LARSSON at vax1.mankato.msus.edu LARSSON at vax1.mankato.msus.edu
Tue Jun 27 13:08:02 CDT 1995


Lindsay Gillies writes:
"So its not metaphysical vs. politics---its both at the same time, in
dialectical relationship.  We might look (in terms of "revolutionary"
politics) to some strands of French Marxism, for example, particularly
Sartre at the time of Search for a Method and the later Critique.  He also
is concerned to place the individual and groups into the broader political
process without losing the power of individual psycology."


That is probably a better way of putting it.  Of course, "politics" in some
sense is never absent from human product (and fiction all the more so) and
P. never loses his interest in the metaphysical, but there is a shift of
emphasis around the time of COL49.  Yes, V. has political aspects, but they
are all subsumed under Stencil's of a vast and threatening connectedness to
human history.  In GR, that connectedness (paranoia) is also a theme and at
least as problematic as in V. (the threat/possibility of an "anti-paranoia"--
that nothing is connected), but has a distinct set of human agencies, whether
in the form of individuals like Lyle Bland and Pointsman or in the vaguer 
entities of Boards and Councils and the like.  Or, to put it another way, the
possible malign intelligence symbolized by V. herself is an "It"; the 
intelligence of GR is "They."

For example, Pynchon certainly exposes an obscure(d) piece of Western colonial
history through the Herero uprising, yet it is only one anecdote in the history
of V. that Stencil has re/constructed and engenders no Counterforce.  In GR, on
the other hand, the Herero Uprising leads to the Schwartzkommando and one of 
the main threads of that book's narrative.

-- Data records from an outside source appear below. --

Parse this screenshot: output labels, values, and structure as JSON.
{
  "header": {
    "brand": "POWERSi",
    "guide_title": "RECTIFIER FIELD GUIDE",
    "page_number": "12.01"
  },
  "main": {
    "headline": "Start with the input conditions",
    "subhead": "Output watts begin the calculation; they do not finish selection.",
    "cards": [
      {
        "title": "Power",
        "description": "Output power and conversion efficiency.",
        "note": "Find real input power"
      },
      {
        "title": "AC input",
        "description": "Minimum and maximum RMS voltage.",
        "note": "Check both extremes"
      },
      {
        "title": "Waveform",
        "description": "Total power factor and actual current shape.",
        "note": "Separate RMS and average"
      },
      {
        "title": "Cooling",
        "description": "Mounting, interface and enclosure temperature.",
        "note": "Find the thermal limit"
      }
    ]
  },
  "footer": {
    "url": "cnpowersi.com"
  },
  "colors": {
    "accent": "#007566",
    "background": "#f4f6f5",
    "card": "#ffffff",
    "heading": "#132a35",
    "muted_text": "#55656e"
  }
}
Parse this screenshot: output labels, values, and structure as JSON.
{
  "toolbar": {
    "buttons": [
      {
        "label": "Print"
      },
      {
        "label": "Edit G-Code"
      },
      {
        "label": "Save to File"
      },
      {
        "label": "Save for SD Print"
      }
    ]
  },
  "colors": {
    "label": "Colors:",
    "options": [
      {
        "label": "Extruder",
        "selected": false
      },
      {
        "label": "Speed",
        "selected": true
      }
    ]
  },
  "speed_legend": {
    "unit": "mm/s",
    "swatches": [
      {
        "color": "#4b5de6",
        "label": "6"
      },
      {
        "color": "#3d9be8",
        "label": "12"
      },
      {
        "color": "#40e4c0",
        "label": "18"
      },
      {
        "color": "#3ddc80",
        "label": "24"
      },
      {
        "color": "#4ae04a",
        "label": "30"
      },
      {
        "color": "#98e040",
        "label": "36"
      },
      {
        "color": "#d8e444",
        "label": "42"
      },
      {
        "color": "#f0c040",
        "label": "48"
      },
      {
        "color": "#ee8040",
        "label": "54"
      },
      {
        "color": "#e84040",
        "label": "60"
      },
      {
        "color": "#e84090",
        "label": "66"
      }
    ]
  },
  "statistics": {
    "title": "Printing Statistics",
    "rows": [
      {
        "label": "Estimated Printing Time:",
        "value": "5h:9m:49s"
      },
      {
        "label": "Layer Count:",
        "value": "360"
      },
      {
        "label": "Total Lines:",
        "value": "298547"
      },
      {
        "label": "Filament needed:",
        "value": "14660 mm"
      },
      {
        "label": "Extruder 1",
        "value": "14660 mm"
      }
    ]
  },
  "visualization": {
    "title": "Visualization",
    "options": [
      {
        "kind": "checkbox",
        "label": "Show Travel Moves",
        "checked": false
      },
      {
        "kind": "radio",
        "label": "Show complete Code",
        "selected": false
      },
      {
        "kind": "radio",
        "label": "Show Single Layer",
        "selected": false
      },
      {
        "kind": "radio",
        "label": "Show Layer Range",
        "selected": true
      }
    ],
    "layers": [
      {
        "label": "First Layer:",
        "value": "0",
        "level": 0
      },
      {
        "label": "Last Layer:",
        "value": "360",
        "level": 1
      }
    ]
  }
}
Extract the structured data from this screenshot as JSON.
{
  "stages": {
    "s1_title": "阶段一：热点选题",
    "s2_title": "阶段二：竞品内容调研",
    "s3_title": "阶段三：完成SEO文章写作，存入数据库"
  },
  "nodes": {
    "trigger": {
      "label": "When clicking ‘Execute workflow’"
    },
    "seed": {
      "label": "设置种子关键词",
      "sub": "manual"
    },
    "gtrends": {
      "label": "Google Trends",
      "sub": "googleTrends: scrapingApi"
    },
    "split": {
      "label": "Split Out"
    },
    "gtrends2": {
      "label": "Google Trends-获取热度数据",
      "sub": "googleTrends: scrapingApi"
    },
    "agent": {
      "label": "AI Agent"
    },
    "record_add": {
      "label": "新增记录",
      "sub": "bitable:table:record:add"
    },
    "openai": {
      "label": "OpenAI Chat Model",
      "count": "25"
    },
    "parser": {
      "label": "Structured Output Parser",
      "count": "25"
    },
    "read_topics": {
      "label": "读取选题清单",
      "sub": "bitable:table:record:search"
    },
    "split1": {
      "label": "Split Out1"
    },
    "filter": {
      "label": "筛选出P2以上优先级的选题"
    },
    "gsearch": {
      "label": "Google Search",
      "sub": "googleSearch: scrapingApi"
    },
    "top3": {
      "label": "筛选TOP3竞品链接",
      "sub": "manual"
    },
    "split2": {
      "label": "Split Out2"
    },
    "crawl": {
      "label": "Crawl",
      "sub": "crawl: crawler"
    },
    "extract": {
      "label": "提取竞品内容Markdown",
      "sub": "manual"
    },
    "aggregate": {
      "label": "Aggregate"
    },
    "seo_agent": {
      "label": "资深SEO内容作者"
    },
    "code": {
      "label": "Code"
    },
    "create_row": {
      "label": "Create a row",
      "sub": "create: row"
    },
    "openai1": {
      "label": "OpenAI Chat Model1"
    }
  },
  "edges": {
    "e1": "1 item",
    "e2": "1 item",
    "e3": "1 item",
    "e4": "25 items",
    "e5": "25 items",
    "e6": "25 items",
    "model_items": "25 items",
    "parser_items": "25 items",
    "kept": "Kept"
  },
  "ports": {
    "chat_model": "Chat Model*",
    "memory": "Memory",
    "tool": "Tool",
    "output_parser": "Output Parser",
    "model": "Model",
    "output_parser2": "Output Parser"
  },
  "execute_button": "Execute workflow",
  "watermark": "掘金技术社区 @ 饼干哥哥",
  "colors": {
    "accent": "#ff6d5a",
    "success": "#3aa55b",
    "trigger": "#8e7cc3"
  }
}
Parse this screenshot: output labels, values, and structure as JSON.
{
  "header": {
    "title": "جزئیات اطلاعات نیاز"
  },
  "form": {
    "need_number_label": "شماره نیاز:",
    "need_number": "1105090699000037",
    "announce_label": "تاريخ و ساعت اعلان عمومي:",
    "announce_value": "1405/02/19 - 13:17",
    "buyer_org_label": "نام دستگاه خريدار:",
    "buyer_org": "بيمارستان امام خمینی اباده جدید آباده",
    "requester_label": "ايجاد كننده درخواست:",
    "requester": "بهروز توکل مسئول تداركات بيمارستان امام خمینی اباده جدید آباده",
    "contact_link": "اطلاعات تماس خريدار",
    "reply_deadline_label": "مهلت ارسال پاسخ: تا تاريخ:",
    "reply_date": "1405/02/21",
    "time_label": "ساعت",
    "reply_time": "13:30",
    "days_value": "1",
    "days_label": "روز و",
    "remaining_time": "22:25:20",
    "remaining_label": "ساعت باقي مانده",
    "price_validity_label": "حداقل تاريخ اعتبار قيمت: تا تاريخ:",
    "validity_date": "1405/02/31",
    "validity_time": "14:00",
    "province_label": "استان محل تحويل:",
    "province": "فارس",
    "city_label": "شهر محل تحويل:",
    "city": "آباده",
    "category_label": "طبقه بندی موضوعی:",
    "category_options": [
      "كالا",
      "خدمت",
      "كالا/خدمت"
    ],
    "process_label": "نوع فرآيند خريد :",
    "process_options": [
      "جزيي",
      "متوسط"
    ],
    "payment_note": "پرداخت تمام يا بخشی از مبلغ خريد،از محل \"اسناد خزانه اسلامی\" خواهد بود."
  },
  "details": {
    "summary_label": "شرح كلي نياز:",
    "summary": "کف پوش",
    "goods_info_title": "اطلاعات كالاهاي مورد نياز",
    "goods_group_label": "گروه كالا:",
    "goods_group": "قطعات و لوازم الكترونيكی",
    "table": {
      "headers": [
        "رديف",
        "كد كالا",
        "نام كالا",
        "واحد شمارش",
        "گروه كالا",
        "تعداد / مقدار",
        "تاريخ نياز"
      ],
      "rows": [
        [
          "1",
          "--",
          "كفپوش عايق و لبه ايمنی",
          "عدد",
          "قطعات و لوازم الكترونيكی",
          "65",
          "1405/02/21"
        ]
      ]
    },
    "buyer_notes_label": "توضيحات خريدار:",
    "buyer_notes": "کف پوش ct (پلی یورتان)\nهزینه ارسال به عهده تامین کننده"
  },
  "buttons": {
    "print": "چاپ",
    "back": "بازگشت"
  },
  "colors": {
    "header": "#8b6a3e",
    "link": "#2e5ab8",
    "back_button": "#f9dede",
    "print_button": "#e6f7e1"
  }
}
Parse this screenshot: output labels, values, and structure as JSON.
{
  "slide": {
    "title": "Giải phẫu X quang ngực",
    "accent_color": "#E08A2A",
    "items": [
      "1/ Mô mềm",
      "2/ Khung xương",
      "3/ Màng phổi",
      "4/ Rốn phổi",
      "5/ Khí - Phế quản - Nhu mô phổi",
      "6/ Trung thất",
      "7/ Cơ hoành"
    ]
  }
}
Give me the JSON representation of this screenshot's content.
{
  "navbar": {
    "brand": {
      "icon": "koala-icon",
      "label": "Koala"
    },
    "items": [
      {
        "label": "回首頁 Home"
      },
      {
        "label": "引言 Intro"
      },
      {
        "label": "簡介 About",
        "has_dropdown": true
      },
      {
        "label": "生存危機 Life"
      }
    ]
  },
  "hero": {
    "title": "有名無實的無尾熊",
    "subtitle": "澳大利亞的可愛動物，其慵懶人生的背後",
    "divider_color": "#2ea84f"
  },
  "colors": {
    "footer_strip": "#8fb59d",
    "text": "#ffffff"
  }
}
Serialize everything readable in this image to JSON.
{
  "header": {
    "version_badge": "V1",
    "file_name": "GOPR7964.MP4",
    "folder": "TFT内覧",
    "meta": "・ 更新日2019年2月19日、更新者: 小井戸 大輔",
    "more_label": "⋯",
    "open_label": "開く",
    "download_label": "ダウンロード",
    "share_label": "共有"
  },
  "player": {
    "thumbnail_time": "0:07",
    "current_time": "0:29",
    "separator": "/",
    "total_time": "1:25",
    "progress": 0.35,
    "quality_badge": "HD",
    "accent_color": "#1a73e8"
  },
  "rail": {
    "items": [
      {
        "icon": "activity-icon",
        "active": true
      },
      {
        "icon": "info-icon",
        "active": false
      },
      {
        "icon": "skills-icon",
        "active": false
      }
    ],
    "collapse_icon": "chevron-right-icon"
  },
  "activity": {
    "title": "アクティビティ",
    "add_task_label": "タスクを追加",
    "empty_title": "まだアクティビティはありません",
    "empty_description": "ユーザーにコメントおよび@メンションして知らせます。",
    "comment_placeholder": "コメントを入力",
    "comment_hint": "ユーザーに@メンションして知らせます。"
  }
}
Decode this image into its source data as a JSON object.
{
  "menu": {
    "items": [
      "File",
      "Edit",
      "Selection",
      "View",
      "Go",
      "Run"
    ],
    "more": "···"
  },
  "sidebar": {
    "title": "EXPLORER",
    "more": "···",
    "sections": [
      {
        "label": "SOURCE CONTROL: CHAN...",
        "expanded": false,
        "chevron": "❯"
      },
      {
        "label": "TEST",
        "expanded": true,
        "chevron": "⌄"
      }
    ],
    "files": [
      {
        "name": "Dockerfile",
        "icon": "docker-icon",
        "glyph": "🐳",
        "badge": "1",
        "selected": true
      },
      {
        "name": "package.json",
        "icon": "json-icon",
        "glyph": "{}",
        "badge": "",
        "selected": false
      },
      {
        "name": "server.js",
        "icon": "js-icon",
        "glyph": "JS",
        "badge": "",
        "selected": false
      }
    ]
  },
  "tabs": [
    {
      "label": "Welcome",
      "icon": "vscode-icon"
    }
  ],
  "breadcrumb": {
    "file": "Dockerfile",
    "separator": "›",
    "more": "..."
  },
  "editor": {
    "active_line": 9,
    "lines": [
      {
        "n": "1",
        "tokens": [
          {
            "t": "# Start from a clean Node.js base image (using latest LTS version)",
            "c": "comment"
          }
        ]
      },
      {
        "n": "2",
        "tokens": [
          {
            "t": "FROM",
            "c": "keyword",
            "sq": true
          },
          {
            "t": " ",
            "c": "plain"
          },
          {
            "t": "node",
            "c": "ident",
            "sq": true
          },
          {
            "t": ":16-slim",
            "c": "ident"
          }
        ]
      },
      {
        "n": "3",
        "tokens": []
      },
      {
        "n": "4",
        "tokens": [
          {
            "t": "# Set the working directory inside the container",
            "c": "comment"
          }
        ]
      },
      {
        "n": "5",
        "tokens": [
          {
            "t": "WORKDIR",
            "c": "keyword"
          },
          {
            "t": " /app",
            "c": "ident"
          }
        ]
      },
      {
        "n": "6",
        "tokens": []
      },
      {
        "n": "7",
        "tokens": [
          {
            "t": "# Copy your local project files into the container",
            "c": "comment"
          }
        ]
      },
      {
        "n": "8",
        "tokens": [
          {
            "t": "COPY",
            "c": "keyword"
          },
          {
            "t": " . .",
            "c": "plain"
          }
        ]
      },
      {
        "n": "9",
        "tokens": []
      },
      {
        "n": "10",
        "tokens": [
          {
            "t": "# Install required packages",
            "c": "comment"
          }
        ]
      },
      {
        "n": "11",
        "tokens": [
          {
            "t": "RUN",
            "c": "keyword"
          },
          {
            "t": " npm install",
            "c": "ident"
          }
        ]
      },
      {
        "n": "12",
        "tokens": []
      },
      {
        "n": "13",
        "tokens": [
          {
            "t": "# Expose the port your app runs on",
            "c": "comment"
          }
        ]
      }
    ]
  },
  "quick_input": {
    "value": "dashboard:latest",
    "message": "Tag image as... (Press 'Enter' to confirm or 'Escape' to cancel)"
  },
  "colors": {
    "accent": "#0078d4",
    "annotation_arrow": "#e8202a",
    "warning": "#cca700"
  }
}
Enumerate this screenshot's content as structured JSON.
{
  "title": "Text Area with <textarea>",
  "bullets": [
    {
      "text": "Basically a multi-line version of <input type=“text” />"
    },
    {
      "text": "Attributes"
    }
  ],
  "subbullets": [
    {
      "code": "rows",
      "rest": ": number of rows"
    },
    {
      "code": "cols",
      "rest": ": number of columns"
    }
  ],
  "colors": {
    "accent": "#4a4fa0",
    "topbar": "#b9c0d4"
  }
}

Or, in "Lowlands," Dennis Flange retreats to one of those hidden places of
refuge that the children of "The Secret Integration" seek--an underground
retreat complete with a fantastic (in every sense of the term) nymphette.  The
children of TSI have to forego their quest for refuge because of their parents'
intervention and their unavoidable love for and attachment to those parents.
In VINELAND, the Underworld opens wide again--but this time as a doorway to
Hell that will receive Brock Vond, while the others continue to inhabit the
surface world.

In V., the primary question is whether humanity will yield to the Inanimate (if
it has not already done so), a somewhat abstract concept.  In GR, the Inanimate
is transformed into an active force, with active agents in both This World and
the Other(s).  Here, one is forced to choose, but the choices may not be easy
ones.  VINELAND is about the consequences of choice, including the choice not
to choose--which perhaps does bring us back to Sartre, after all!